With its new Trail Tracker, Pedego has created the Abrams tank of electric bicycles. Big, burly and painted DayGlo yellow, it doesn’t only subvert the image of power-assist bicycles as transportation for the lazy or infirm. It plows it into the ground.
Designed as a heavy-duty, zero-emission off-roader, with monstrous 26-inch knobbies and 4-inch treads, the Trail Tracker is so named for its dirt capabilities, but it’s equally at home on sand, grass and pavement.
I spent a weekend with the latest e-bike from Irvine, Calif.-based Pedego, bombing across the lawn of my local park and wheeling it along a Los Angeles River tributary, the embankment of which is a paved bicycle path that at night apparently doubles as a homeless encampment, considering all the broken pint bottles and discarded shoes.
It’s a route I normally ride on my non-motorized Raleigh, swerving around the debris. But on the Trail Tracker, I just rode right over it. For the really rough stuff, it was a bumpy ride because the Trail Tracker doesn’t have any suspension other than its bulbous tires and the saddle, which is sprung and otherwise comfortable.
Outfitted with a 48-volt, 10-amp-hour lithium-ion battery pack, the Trail Tracker can travel at a top speed of 20 mph for about 20 miles at full throttle on flat pavement.
Because it’s electric, the bike is silent except for the whir of its 600-watt hub motor and the fat tires, which sound similar to a dually pickup.
Its operation is akin to a moped. It can be pedaled without power, or powered without pedaling, but the two propulsion systems are otherwise not connected. At a clip of 20 mph, pedaling will only make riders look as if they’re enrolled in a spin class.
The Trail Tracker is a single-speed, so as a pedal bike it feels like a fixie bike. Tipping the scales at a muscular 62 pounds, the Trail Tracker isn’t worth the effort as a pedal bike, unless riders are consciously attempting to bulk their thighs. Though ill advised, it is, however, nice to have the option of pedaling should the bike run out of power.
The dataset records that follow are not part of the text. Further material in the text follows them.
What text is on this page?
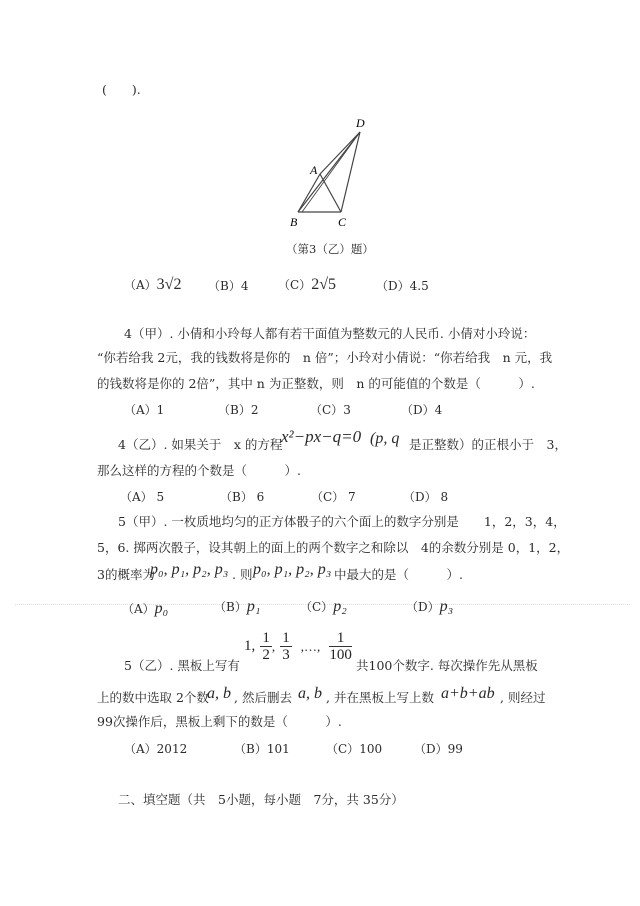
(　　).
D
A
B	C
（第3（乙）题）
（A）3√2 （B）4 （C）2√5	（D）4.5
4（甲）. 小倩和小玲每人都有若干面值为整数元的人民币. 小倩对小玲说：
“你若给我 2元，我的钱数将是你的　n 倍”；小玲对小倩说：“你若给我　n 元，我
的钱数将是你的 2倍”，其中 n 为正整数，则　n 的可能值的个数是（　　　）.
（A）1	（B）2	（C）3	（D）4
4（乙）. 如果关于　x 的方程
x²−px−q=0 (p, q 是正整数）的正根小于　3，
那么这样的方程的个数是（　　　）.
（A） 5	（B） 6	（C） 7	（D） 8
5（甲）. 一枚质地均匀的正方体骰子的六个面上的数字分别是　　1，2，3，4，
5，6. 掷两次骰子，设其朝上的面上的两个数字之和除以　4的余数分别是 0，1，2，
3的概率为
p₀, p₁, p₂, p₃ . 则 p₀, p₁, p₂, p₃ 中最大的是（　　　）.
（A）p₀	（B）p₁	（C）p₂	（D）p₃
5（乙）. 黑板上写有
1, $\frac{1}{2}$ , $\frac{1}{3}$ ,…, $\frac{1}{100}$
共100个数字. 每次操作先从黑板
上的数中选取 2个数
a, b , 然后删去 a, b , 并在黑板上写上数 a+b+ab , 则经过
99次操作后，黑板上剩下的数是（　　　）.
（A）2012	（B）101	（C）100	（D）99
二、填空题（共　5小题，每小题　7分，共 35分）
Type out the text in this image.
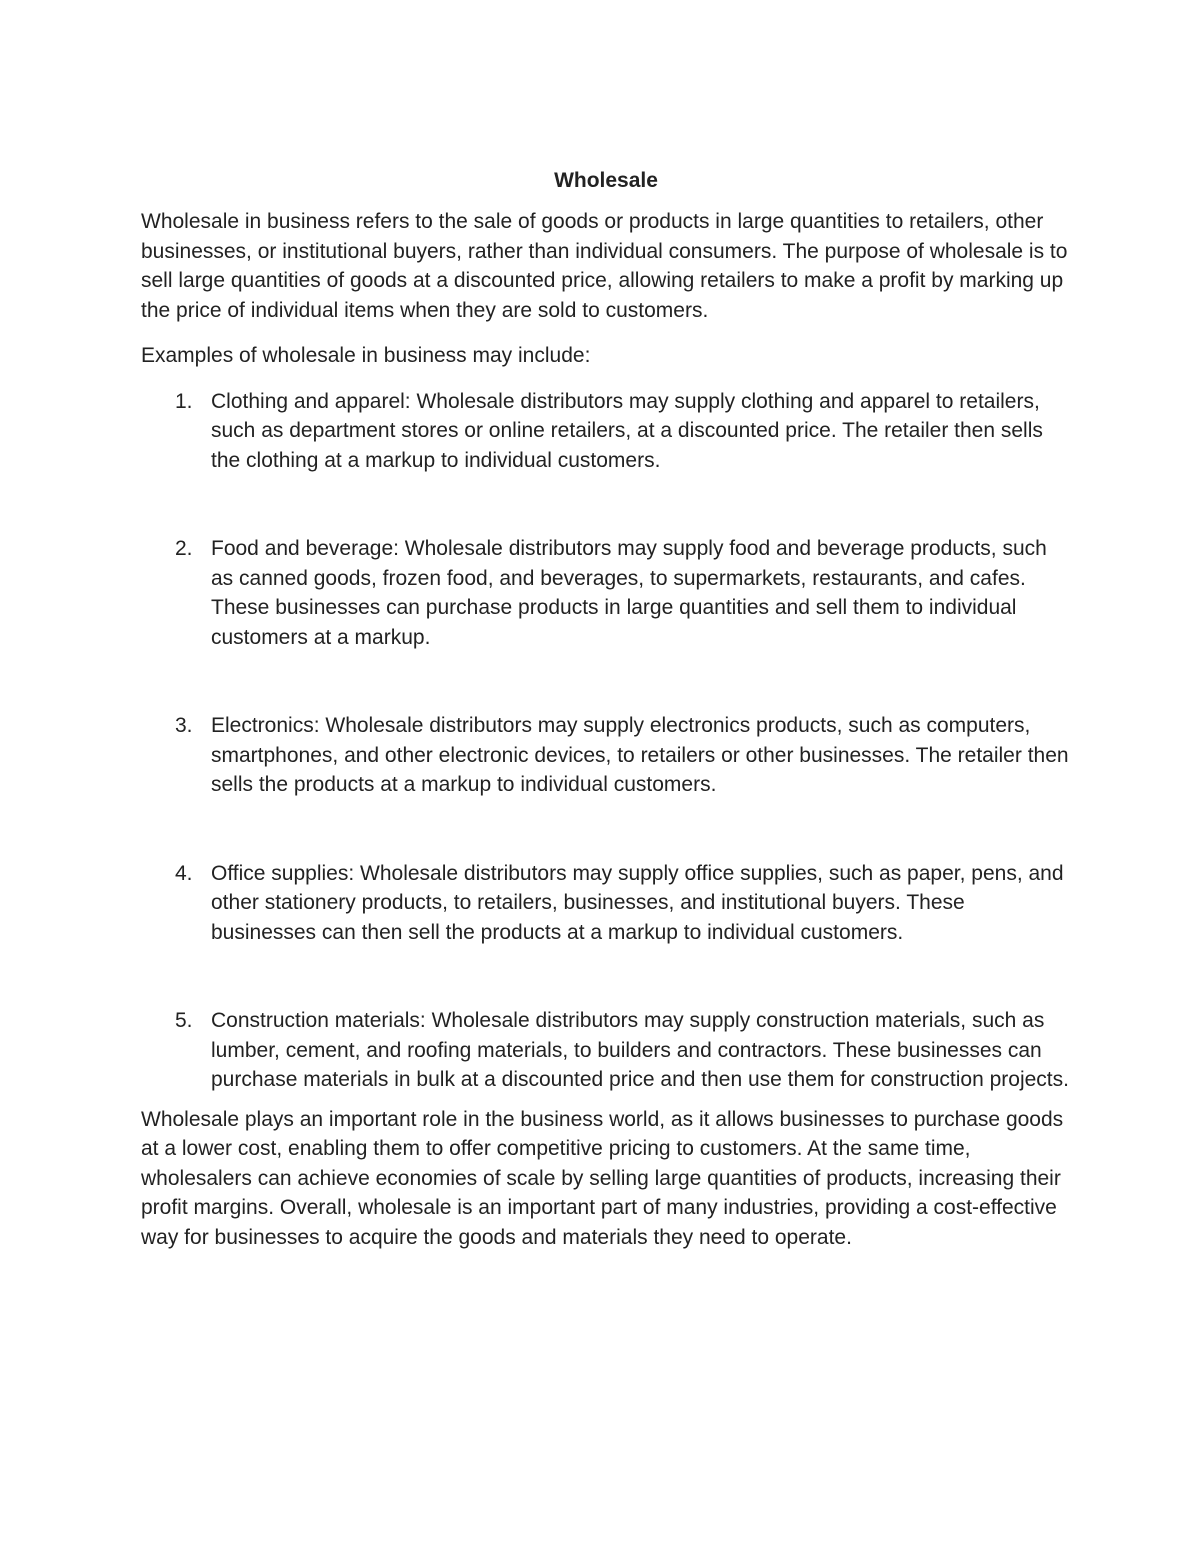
Wholesale

Wholesale in business refers to the sale of goods or products in large quantities to retailers, other businesses, or institutional buyers, rather than individual consumers. The purpose of wholesale is to sell large quantities of goods at a discounted price, allowing retailers to make a profit by marking up the price of individual items when they are sold to customers.

Examples of wholesale in business may include:

1. Clothing and apparel: Wholesale distributors may supply clothing and apparel to retailers, such as department stores or online retailers, at a discounted price. The retailer then sells the clothing at a markup to individual customers.
2. Food and beverage: Wholesale distributors may supply food and beverage products, such as canned goods, frozen food, and beverages, to supermarkets, restaurants, and cafes. These businesses can purchase products in large quantities and sell them to individual customers at a markup.
3. Electronics: Wholesale distributors may supply electronics products, such as computers, smartphones, and other electronic devices, to retailers or other businesses. The retailer then sells the products at a markup to individual customers.
4. Office supplies: Wholesale distributors may supply office supplies, such as paper, pens, and other stationery products, to retailers, businesses, and institutional buyers. These businesses can then sell the products at a markup to individual customers.
5. Construction materials: Wholesale distributors may supply construction materials, such as lumber, cement, and roofing materials, to builders and contractors. These businesses can purchase materials in bulk at a discounted price and then use them for construction projects.

Wholesale plays an important role in the business world, as it allows businesses to purchase goods at a lower cost, enabling them to offer competitive pricing to customers. At the same time, wholesalers can achieve economies of scale by selling large quantities of products, increasing their profit margins. Overall, wholesale is an important part of many industries, providing a cost-effective way for businesses to acquire the goods and materials they need to operate.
The throttle is similar to a motorcycle’s. A key on the battery turns on the juice, but a red button on the right-hand grip also needs to be pressed to make the throttle live. Only the innermost portion of the grip is the throttle. The rest is a traditional handhold.
At one point over the weekend I took the Trail Tracker on a 14-mile round trip that included several hills, which it handled without significant slowing, and I still made it home with range to spare.
How much range, I don’t know. The gauge that tracks the bike’s charge isn’t that specific. The right-hand grip is outfitted with three dummy lights: Green for full, yellow for half and red for empty. The light was toggling between red and yellow when I parked it for the day.
The Trail Tracker’s battery is packed as a rectangular brick mounted on the rear carrying rack. It fully recharges in about four hours and can be charged on the go, but it requires riders to bring a small charger along with them. The charger is roughly the same size and weight as a bag of coffee and is a conduit between the bike’s battery and a 110-volt wall outlet. The battery can also be removed from the bike with the turn of a key that slides the battery off the rack’s rails.
It’s a well-designed system on a well-designed bike that, being less expensive than an electric car or motorcycle, could be an option for some commuters as gas prices continue their upward climb.
Pedego Trail Tracker
Base price: $2,975
Powertrain: 600-watt motor powered with 48-volt, 10 amp-hour lithium ion battery
Top speed: 20 mph
Range: About 20 miles on flat pavement.